Ладно, что-то мы совсем отвлеклись. Маэстро, подвиньтесь, давайте я прочту для этих детишек маленькие нарративы любви и надежды.
ВАУУУУУУ, ПРЕКРАСНООО, просто шедеврально! И кровь снова выстреливает из-под новенького маникюра среднебюджетной проститутки, её ногти как молнии просекают спину пыхтящего сверху клиента. Это напоминает американские горки, хоть такого определения тогда ещё не было. Картинка красивая, освещение немного приглушённое. Пыхтение, сочный запах пота разливается по комнате этого мотеля по расположению района Яммера.
Третий этаж. Немного потрёпанная жизнью и клиентами дубовая дверь еле сдерживает вздохи и ахи полового акта. Из окна замечательный вид на психлечебницу через небольшой прогулочный сад. Мелькают огни — охрана, наверное, опять проверяет, никто ли не сбежал.
Здание лечебницы имеет поистине величественный вид, одновременно пугающий и вдохновляющий. Это вам не отделение полиции Ганновера, в котором недавно была Оделия. Проститутка с каждым погружением члена в свой половой «карман» всё больше думала: «А стоит ли такса за это время?» Может, и стоит, но нам, дорогие читатели, не стоит уподобляться купленной любви, ведь это чревато последствиями.
Клиент, возможно, думал о том, как хорошо он проводит вечер и как необычно ему повезло с партнёршей этой ночью. На территории вашего воображения может и вспыхнет этот факел или даже костёр интереса. Ведь у каждого есть свои интересы. Мы зарабатываем деньги ради наших интересов, даже дети нам нужны не для продолжения рода — это лишь производная наших интересов в виде секса, приводящая нас к другим нашим интересам.

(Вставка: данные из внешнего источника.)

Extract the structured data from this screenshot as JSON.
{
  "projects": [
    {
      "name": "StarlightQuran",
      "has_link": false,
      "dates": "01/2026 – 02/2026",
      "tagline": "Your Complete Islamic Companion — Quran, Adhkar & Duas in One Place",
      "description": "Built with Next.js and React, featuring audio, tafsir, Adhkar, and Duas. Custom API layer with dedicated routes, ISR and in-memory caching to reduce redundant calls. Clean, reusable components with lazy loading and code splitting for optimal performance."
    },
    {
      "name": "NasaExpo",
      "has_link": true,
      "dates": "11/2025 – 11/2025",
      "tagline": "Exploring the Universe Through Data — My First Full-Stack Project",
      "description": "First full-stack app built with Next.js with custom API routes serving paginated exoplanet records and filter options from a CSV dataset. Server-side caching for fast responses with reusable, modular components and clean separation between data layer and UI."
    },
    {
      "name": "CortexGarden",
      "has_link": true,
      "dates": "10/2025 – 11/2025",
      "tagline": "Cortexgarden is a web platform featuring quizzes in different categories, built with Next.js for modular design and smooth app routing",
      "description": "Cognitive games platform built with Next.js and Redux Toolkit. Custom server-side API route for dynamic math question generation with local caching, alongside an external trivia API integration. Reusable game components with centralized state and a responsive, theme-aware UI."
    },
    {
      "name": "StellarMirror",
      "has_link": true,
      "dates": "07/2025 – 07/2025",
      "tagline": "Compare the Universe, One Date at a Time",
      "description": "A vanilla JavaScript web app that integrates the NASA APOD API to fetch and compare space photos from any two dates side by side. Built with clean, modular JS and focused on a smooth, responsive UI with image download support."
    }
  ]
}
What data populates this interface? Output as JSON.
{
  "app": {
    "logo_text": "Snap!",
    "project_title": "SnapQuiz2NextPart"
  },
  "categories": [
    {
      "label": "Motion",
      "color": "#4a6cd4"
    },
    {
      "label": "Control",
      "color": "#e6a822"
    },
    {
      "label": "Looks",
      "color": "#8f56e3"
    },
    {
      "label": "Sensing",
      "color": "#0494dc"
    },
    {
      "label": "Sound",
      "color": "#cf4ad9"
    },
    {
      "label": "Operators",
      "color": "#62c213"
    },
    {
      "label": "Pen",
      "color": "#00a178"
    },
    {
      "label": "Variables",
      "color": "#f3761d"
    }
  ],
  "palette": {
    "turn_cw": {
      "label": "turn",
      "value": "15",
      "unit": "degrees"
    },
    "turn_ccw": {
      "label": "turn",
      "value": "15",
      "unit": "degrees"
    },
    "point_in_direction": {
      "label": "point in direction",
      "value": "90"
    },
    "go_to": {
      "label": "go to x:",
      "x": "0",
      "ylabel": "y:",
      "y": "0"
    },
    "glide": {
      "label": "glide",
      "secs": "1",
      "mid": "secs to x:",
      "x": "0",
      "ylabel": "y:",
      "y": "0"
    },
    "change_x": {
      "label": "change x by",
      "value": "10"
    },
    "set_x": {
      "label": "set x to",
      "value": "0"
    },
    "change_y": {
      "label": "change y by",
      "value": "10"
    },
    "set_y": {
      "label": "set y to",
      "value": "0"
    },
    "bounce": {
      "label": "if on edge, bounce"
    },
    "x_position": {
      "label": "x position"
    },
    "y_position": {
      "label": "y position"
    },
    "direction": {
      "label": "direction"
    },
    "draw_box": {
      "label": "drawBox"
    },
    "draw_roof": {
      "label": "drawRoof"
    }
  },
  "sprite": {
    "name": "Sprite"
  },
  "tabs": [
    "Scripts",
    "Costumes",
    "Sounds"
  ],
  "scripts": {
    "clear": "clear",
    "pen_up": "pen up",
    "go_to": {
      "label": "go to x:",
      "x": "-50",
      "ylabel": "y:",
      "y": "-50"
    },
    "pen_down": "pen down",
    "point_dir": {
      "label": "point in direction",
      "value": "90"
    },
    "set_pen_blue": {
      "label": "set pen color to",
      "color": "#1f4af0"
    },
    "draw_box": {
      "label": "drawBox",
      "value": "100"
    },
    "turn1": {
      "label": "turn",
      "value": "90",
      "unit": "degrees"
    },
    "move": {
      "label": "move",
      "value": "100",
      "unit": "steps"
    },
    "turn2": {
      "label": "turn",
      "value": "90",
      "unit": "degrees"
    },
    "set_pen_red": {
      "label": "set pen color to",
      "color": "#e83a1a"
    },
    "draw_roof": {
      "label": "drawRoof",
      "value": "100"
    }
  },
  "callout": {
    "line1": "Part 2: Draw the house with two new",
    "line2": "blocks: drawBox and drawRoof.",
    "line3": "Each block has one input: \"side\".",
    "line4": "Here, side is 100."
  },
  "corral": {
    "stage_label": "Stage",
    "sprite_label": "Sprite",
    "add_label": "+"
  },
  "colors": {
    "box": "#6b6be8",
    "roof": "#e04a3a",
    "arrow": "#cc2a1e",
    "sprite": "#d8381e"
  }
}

И вот наши дети вырастают, и мы пытаемся возложить на них наши, иногда даже очень порочные, интересы, наши проколы и мечты, тянущиеся с самого детства, наши юношеские вдохновения, которые уже совершенно не отображают интересы современного социума. Мы и есть наши интересы.
И в эту ночь я продемонстрирую вам истинное величие и фиглярскими потугами изобразить это величие в самой отвратительной его форме. Не будем ходить вокруг да около. Вот оно уже наступает — семяизвержение. Возможно, вы подумаете: «О, как им повезло!», но нет, далеко не так, мои маленькие.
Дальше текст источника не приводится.